Yale Fraternity and 86 Members Sued Over Fatal Tailgating Crash in Connecticut

January 15, 2014 by and

A Yale University fraternity and its members were sued by two victims of a deadly 2011 accident at a tailgate party during the annual football game with Harvard University.

The estate of Nancy Barry, a 30-year-old woman who was killed in the incident, and Sarah Short, a Yale student who was injured, sued the school’s chapter of Sigma Phi Epsilon in Connecticut Superior Court in New Haven Dec. 30, according to court records.

The crash occurred when a U-Haul truck loaded with kegs of beer lost control and struck a crowd of tailgaters in the parking lot outside the Yale Bowl in New Haven. Following the accident, the school banned kegs at athletic events and placed restrictions on tailgate parties.

The suits by Short and Barry’s estate name the school’s chapter of SigEp as a defendant, along with more than 80 members of the fraternity. The plaintiffs previously sued Yale and the fraternity’s Richmond, Virginia-based national affiliate.

National fraternities often seek to avoid responsibility by casting blame on local chapters, which may have few or no assets, or on the fraternity brothers themselves. In the past, lawyers for national fraternities have urged plaintiffs to sue their members, according to documents obtained by Bloomberg News. The students must often turn to their parents’ homeowners insurance to settle claims.

Yale Unit

Not only did the SigEp organization disown its Yale unit, said Paul Edwards, an attorney for Barry’s estate, it never took any steps to create a legal entity for the chapter or to protect its members from liability.

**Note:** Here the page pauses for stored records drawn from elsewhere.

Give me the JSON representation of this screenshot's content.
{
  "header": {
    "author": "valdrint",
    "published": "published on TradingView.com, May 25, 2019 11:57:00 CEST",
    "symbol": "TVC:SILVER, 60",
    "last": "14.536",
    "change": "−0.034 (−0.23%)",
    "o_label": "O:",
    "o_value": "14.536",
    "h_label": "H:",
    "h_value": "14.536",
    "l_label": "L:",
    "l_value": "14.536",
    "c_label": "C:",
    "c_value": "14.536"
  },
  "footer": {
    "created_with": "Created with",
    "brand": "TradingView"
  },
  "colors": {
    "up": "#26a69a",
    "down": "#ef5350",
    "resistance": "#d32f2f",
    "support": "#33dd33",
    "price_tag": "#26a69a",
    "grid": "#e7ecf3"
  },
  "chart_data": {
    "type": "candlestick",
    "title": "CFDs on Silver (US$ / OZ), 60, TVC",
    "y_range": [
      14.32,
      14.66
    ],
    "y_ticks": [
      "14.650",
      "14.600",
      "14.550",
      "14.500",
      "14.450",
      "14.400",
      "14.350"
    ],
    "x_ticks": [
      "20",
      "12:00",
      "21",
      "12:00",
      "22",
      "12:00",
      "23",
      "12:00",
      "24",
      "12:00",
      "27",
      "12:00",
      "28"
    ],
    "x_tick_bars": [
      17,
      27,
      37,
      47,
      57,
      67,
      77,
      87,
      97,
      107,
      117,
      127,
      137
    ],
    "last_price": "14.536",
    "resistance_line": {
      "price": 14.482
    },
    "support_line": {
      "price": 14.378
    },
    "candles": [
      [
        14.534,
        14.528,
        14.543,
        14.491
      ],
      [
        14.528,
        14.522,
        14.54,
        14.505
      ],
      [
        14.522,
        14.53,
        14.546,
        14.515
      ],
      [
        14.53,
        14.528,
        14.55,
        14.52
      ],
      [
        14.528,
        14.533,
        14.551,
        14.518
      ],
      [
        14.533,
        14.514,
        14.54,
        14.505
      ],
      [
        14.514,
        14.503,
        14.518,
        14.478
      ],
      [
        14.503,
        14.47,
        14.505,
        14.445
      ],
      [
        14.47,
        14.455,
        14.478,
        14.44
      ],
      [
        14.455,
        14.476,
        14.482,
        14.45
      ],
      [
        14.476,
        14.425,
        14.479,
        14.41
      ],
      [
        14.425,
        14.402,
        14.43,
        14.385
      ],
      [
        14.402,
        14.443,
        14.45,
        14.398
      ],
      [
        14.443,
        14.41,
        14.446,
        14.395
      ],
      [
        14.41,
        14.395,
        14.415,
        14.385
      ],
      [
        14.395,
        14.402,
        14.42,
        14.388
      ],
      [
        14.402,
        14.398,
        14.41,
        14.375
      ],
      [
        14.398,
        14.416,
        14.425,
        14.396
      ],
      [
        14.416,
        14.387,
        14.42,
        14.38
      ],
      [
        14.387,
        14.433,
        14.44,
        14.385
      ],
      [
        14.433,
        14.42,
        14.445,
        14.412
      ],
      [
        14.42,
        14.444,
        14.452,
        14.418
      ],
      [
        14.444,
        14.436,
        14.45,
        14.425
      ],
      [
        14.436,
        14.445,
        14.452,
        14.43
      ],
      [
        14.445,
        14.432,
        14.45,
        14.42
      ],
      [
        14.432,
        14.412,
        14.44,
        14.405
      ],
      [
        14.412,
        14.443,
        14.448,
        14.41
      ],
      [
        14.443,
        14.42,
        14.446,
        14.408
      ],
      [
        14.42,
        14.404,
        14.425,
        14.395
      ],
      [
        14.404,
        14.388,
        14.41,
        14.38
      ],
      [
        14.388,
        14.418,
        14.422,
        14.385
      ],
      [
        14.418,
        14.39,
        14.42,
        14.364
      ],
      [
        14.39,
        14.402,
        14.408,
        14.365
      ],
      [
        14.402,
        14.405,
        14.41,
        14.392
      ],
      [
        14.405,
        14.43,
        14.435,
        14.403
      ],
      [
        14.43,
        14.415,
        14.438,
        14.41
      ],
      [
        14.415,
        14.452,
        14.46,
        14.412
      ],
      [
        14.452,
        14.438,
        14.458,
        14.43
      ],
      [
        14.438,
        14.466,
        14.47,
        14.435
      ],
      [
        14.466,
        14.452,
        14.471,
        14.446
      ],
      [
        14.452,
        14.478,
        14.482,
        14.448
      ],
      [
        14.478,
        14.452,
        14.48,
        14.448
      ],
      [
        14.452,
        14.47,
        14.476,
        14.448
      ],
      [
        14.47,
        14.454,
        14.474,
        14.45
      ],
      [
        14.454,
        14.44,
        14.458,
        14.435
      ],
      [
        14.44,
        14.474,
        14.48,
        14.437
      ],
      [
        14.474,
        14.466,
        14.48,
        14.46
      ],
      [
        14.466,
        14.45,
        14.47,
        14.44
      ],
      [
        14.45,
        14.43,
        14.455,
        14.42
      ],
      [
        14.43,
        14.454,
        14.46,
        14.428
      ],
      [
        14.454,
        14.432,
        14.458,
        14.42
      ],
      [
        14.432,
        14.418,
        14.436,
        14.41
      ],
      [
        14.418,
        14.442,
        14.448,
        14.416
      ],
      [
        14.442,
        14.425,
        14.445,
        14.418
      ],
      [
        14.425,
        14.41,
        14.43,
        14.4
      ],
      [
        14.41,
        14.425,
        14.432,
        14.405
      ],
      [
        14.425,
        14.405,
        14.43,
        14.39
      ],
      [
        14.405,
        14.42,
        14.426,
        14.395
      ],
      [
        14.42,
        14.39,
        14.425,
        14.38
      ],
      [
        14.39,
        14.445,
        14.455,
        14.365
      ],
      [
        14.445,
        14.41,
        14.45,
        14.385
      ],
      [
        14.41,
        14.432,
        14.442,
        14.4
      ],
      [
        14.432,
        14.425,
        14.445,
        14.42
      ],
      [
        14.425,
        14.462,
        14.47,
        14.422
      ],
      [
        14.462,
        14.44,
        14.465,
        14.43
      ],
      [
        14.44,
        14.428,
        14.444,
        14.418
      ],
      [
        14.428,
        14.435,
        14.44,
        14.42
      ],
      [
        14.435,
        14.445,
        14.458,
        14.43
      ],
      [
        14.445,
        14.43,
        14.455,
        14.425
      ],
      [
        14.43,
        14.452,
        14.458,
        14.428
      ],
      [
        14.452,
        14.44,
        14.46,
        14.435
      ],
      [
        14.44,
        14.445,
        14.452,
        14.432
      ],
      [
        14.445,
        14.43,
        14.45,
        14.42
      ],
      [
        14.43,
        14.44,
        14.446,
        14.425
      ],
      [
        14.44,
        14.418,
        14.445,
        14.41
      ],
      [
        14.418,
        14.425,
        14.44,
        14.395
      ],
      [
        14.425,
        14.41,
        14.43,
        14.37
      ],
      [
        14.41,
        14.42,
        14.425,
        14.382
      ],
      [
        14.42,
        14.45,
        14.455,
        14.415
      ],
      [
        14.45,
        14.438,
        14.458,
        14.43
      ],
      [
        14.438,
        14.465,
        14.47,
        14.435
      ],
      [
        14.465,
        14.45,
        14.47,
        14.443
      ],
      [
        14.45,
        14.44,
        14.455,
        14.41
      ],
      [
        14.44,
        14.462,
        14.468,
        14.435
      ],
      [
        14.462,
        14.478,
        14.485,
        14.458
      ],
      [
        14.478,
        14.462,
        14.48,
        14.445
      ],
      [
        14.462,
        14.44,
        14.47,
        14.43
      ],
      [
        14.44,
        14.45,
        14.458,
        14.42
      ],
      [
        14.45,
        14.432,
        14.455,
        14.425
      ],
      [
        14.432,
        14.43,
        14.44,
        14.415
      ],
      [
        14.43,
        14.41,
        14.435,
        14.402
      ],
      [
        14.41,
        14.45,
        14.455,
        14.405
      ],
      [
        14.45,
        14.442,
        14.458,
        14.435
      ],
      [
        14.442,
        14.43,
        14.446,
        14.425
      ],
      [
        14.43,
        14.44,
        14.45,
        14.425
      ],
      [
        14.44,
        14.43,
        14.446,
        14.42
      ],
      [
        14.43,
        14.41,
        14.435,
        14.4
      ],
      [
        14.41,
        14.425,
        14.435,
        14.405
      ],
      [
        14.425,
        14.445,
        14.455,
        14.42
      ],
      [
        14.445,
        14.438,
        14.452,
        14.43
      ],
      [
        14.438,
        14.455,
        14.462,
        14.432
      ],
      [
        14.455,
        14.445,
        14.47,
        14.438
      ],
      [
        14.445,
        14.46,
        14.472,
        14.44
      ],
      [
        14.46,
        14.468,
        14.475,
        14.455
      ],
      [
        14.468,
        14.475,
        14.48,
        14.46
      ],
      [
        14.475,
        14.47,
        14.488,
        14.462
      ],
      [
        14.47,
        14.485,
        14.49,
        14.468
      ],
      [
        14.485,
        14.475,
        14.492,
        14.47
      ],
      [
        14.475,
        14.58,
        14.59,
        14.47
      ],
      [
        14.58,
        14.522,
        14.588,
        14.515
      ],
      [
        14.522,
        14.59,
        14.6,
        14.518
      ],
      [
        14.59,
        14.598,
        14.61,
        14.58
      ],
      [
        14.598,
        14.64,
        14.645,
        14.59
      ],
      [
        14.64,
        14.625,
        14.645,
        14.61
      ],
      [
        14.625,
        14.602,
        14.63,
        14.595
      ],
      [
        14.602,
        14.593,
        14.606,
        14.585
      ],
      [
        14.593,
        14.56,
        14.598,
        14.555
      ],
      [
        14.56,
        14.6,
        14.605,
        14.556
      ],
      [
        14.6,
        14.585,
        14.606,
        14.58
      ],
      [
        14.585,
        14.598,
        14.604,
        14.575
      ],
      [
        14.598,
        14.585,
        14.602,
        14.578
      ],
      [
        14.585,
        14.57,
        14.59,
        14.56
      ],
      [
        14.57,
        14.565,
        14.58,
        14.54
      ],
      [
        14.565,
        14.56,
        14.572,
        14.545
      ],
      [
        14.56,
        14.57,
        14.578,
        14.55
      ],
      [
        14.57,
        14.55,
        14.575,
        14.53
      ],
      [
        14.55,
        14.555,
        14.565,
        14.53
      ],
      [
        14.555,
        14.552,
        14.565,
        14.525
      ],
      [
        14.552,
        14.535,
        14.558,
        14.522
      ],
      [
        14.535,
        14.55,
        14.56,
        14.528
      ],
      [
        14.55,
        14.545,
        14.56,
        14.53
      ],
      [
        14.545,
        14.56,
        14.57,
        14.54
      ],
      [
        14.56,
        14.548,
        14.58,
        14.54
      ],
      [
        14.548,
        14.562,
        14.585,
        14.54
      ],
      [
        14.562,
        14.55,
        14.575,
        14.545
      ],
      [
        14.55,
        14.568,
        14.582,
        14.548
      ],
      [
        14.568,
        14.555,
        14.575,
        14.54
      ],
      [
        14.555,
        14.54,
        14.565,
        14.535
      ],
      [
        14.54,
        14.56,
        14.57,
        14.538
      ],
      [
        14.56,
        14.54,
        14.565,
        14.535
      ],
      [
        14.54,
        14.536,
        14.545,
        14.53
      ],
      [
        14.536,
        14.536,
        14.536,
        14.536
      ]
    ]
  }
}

“It’s really a double whammy for the Yale members,” Edwards, a partner in Woodbridge, Connecticut-based Deakin Edwards & Clark LLP, said Wednesday in a phone interview.

Barry was working in fashion design and merchandising at the time of her death, Edwards said. The alleged driver of the U-Haul, fraternity member Brendan Ross, was on his way to a SigEp tailgate party outside the Yale Bowl when the accident occurred, according to the lawsuits.

Ross, who was named as a defendant in the earlier suits, wasn’t named as a defendant in the suits filed last month. Attorneys representing Ross didn’t immediately return voice-mail messages seeking comment on the litigation.

$2.5 Million

“The economic damages are in excess of $2.5 million,” Edwards said. “That doesn’t take into account the loss of enjoyment of her life. By all accounts she was an incredible person.”

Joel Faxon, an attorney at Stratton Faxon in New Haven who is representing Short, said he was compelled to sue the Yale chapter and 86 of its members after the insurer for the national organization disclaimed responsibility for the local fraternity.

The insurance company took the position that “the national and the local have nothing to do with one another,” Faxon said. “It’s not true, but that’s the position they take. That leaves us with having to sue all these kids.”

SigEp’s Yale chapter is a voluntary association, the attorney said, requiring him to sue all of its members.

‘Seven-Figure’

Faxon said that Short’s injuries required surgery and that she incurred more than $300,000 in economic damages. While calling his client’s suit “a seven-figure case,” he declined say how much money he thought she was due.

“A jury would make that determination,” Faxon said.

Brian W. Smith of Berchem Moses & Devlin PC in Milford, Connecticut, a lawyer for the fraternity’s Yale chapter, didn’t immediately respond to a voice-mail message seeking comment on the suits.

Jeremy David Platek, an attorney in White Plains, New York, representing the majority of the defendants in the two suits, also didn’t immediately respond to a voice-mail message. A message left with SigEp’s national headquarters in Richmond wasn’t immediately returned. Yale spokesman Tom Conroy declined to comment.

There have been at least 60 fraternity-related deaths since 2005 stemming from hazing, drinking, drugs, fires or other such incidents, according to data compiled by Bloomberg. Barry’s death, which isn’t included in that total, stands apart because it was the result of a traffic accident.

The cases are St. Pierre v. SigEp Connecticut Delta, NNH- CV14-6043934-S; and Short v. SigEp Connecticut Delta, NNH- CV14-6043935-S, Connecticut Superior Court (New Haven).